The Federal Deposit Insurance Corporation released an internal review evaluating its supervision of Signature Bank between 2017 and the bank’s failure in March. According to the review, “the root cause of [Signature Bank’s] failure was poor management,” with the FDIC noting that the bank “pursued rapid, unrestrained growth” while failing to maintain “adequate risk management practices.” In addition, the FDIC said Signature Bank had subpar corporate governance, regularly ignored FDIC recommendations and relied too heavily on uninsured deposits.

The FDIC also included details on its supervisory actions in the report, including targeted reviews, ongoing monitoring, the issuance of supervisory letters and roll-up reports of examination. However, the agency admitted it “could have escalated supervisory actions sooner.”

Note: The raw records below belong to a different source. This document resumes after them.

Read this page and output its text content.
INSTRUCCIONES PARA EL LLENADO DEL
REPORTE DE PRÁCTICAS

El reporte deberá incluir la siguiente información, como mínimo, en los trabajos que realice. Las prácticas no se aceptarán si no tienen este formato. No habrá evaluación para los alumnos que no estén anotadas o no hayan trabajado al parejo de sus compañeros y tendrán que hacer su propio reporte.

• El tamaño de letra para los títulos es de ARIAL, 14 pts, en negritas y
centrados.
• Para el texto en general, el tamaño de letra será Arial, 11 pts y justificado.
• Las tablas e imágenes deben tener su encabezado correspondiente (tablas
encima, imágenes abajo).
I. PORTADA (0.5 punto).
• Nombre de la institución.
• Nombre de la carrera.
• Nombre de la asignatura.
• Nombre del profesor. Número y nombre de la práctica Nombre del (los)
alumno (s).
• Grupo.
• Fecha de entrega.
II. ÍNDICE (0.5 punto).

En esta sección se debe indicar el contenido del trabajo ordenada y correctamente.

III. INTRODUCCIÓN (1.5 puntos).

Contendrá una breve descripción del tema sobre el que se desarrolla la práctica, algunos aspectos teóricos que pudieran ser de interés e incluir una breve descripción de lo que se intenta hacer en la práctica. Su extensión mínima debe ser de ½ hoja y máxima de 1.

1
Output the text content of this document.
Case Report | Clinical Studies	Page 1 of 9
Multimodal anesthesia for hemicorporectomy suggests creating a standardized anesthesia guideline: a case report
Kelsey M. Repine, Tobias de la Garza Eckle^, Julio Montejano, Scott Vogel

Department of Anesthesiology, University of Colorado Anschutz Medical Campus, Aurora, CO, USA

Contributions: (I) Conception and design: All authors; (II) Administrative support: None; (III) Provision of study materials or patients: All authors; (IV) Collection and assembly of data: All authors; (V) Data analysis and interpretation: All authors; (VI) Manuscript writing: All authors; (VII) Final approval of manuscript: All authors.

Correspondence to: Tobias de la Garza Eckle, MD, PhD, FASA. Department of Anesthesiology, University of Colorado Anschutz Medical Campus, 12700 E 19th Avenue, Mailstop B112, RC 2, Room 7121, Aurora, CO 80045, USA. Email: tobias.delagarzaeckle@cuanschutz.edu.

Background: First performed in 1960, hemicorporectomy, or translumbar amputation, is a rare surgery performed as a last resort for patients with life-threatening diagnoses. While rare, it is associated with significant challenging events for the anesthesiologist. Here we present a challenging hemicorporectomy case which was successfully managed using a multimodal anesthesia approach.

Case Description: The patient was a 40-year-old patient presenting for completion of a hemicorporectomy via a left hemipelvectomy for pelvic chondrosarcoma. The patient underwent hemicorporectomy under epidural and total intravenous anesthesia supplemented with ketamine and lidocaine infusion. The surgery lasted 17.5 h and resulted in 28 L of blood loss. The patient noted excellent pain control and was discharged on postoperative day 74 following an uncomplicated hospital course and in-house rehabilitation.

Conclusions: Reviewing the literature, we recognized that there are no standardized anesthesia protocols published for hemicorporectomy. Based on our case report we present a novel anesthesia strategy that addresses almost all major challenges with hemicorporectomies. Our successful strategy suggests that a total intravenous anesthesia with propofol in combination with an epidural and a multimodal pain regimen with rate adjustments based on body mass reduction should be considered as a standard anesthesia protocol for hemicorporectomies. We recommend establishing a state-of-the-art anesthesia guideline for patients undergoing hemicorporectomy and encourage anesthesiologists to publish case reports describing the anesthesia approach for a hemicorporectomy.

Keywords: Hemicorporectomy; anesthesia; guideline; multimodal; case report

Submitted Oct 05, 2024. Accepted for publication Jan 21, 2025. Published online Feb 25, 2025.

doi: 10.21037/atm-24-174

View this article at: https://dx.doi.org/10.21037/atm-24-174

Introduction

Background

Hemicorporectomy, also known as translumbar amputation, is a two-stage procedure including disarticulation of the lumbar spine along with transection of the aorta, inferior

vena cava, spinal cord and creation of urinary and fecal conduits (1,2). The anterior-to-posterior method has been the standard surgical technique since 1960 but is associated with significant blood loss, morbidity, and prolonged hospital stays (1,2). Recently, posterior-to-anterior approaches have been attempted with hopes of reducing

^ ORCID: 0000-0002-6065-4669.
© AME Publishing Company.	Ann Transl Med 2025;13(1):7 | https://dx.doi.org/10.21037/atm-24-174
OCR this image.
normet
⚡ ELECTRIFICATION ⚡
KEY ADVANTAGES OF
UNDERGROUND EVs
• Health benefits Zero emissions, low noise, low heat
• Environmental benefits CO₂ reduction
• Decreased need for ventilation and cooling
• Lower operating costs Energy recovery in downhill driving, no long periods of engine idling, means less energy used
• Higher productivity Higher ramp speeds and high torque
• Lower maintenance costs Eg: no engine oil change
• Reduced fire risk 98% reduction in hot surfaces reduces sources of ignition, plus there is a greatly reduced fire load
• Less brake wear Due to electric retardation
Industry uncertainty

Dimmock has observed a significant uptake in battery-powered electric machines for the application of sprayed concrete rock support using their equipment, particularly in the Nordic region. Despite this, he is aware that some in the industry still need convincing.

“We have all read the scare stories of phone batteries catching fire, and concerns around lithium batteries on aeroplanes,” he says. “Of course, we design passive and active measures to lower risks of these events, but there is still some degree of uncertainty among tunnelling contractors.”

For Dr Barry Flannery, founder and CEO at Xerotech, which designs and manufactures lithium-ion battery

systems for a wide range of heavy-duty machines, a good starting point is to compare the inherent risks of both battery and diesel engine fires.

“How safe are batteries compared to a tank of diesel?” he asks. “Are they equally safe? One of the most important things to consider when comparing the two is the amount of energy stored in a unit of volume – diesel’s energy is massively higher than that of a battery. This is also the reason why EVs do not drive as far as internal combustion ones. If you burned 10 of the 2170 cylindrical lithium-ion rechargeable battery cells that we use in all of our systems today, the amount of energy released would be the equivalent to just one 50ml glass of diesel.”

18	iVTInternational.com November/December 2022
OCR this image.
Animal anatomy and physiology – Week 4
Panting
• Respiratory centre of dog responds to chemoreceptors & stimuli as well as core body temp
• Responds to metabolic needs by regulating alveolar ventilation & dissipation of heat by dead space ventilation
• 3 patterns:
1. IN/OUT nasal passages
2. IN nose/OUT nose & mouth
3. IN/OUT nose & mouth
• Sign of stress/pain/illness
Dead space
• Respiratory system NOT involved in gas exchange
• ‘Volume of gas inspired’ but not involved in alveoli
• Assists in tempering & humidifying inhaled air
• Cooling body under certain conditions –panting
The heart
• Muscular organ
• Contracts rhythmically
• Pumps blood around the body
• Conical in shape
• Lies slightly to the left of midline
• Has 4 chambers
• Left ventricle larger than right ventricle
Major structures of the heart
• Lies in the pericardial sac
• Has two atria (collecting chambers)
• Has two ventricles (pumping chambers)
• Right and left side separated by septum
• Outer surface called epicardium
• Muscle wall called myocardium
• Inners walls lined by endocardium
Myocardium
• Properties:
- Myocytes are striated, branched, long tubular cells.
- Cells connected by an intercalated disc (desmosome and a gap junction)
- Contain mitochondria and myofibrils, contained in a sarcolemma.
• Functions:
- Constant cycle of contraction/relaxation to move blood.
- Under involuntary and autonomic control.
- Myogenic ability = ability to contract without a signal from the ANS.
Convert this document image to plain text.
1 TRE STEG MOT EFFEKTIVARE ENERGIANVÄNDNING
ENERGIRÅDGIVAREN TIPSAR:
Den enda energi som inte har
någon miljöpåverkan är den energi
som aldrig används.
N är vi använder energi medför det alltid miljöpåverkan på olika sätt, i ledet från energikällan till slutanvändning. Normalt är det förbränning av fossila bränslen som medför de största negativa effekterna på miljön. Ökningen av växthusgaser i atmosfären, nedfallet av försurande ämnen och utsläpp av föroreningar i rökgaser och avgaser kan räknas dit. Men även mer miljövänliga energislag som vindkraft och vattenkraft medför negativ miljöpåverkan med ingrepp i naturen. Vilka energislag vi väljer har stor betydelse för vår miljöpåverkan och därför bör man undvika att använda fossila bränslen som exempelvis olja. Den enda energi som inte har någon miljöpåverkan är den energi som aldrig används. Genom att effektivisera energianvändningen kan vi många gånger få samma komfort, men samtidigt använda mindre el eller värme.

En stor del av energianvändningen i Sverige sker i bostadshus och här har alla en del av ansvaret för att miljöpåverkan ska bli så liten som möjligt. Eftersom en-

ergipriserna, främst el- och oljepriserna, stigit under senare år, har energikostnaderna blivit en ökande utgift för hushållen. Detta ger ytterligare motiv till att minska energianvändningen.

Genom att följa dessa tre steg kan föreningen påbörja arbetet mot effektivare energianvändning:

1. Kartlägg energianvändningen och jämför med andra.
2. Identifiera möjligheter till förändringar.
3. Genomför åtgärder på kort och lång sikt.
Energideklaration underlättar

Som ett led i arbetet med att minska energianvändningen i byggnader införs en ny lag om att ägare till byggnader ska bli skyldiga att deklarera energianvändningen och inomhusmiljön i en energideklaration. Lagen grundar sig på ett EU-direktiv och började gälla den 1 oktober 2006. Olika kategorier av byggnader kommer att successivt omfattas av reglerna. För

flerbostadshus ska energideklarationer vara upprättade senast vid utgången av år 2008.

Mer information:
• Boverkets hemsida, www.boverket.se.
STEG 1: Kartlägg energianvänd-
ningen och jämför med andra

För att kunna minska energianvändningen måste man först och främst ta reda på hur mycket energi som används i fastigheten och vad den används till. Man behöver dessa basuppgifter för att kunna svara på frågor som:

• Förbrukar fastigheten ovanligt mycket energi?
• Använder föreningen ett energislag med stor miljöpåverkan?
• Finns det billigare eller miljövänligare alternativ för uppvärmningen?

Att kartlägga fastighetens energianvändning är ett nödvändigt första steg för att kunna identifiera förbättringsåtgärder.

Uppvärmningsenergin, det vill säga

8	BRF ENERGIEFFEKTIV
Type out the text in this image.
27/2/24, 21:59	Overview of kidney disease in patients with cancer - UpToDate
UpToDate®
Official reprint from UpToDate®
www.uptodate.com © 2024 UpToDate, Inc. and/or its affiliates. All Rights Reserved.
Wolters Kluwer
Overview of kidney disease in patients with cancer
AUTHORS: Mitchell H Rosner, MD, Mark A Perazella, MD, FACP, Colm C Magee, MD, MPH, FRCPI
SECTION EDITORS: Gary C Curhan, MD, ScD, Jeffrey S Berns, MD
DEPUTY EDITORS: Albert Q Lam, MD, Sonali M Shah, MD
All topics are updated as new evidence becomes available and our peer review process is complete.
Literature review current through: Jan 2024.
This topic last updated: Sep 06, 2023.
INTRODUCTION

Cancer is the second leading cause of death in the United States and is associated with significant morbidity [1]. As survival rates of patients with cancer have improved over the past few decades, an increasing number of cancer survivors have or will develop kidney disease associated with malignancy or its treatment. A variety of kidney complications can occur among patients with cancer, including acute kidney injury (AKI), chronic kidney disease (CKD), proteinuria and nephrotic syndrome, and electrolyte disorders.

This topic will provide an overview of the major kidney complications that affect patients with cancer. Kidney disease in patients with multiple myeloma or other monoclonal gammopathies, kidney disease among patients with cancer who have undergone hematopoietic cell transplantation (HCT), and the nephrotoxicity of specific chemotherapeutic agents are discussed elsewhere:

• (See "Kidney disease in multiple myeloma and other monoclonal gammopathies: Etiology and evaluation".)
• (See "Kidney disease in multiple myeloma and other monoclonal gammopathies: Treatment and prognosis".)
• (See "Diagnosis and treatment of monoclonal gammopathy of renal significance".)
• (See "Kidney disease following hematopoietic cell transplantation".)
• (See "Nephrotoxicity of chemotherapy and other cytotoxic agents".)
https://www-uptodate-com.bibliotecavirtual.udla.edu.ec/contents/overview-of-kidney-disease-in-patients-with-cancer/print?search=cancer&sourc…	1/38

“Maintaining safety and soundness requires effective challenge from the regulators and receptivity and responsiveness from the banks,” the report said. “In the case of [Signature Bank], the bank could have been more measured in its growth, implemented appropriate risk management practices, and been more responsive to the FDIC’s supervisory concerns, and the FDIC could have been more forward–looking and forceful in its supervision.”

Signature Bank was closed by the New York Department of Financial Services on March 12 and the FDIC was appointed as receiver. The FDIC established and operated Signature Bridge Bank until March 19, when it entered into a purchase and assumption agreement with Flagstar Bank, a subsidiary of New York Community Bancorp, to assume the deposits and a certain assets of the bridge bank.